Vadhia Lidyana - detikFinance
Selasa, 07 Jul 2020 16:27 WIB
Mentan sambangi Menteri PUPR (Vadhia Lidyana-detikcom)
Foto: Mentan sambangi Menteri PUPR (Vadhia Lidyana-detikcom)
Jakarta -

Pembahasan produk eucalyptus yang sebelumnya diklaim Kementerian Pertanian (Kementan) sebagai 'antivirus' Corona berlanjut dalam rapat kerja (raker) antara Menteri Pertanian (Mentan) Syahrul Yasin Limpo dengan Komisi IV DPR RI.

Selama rapat berlangsung, produk eucalyptus ini memang beberapa kali mendapatkan kritik. Tugas, pokok, dan fungsi (tupoksi) Kementan pun dipertanyakan dalam mengembangkan produk yang diklaim berpotensi 'membunuh' virus Corona ini.

Menjawab komentar Komisi IV, Syahrul mengatakan pihaknya siap jika Komisi IV memerintahkan untuk menghentikan proyek pengembangan produk 'antivirus' tersebut.

"Saya tidak akan pernah meninggalkan apa yang menjadi arah dan petunjuk Komisi IV sampai detik ini. Khusus untuk eucalyptus seperti itu. Kalau Bapak bilang berhenti ya saya berhenti," kata Syahrul di gedung DPR RI, Jakarta, Selasa (7/7/2020).

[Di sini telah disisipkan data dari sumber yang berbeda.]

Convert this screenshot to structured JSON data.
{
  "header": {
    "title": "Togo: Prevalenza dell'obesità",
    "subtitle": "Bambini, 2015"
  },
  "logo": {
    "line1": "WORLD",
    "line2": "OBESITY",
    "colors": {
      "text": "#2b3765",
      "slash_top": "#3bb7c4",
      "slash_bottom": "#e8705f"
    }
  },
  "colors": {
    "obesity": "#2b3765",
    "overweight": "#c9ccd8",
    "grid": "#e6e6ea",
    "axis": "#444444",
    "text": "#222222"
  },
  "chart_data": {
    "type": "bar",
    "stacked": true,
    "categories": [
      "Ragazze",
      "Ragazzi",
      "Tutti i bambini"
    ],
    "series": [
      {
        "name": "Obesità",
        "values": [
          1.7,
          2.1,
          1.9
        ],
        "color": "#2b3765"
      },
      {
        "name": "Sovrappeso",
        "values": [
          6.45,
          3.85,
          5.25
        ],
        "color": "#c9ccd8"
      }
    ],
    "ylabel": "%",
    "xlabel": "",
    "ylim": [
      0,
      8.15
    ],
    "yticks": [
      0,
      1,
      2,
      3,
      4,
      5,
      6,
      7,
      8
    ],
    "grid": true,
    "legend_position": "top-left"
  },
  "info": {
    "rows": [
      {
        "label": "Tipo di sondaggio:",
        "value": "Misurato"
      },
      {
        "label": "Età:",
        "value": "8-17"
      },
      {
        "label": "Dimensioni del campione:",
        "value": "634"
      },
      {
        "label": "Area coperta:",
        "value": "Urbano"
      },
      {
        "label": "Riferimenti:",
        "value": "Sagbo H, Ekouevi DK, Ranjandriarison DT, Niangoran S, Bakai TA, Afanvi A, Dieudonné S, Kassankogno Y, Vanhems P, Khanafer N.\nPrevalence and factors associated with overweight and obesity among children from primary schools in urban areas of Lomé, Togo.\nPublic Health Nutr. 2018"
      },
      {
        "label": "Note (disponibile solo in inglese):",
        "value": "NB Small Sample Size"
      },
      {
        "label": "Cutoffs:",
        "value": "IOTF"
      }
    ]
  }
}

Namun, jika Syahrul mendapatkan restu untuk melanjutkan pengembangan produk eucalyptus ini, maka akan tetap berlanjut sesuai rencananya yakni produksi massal.

"Keputusan dan petunjuk Komisi IV ini menjadi pegangan saya. Saya lanjutkan kah atau tidak. Saya berhentikan saja hasil ini atau tidak. Kalau bapak support saya jalan terus, seperti apa supportnya nanti kita akan bicarakan," ungkap Syahrul.

Merespons Syahrul, Ketua Komisi IV DPR RI Sudin dari fraksi PDIP mengatakan proyek ini boleh dilanjutkan asal tidak menggunakan dana dari APBN.

"Tadi eucalyptus, tadi Pak Menteri seolah-olah menantang saya mau dilanjutkan atau tidak. Selama tudak memakai uang APBN yang tidak jelas, silakan. Tapi kalau pakai uang APBN saya tidak mau. Kalau nanti pakai uang APBN apa jadinya? Setelah gagal, yang kena siapa? Ya Pak Menteri dan saya," tegas Sudin.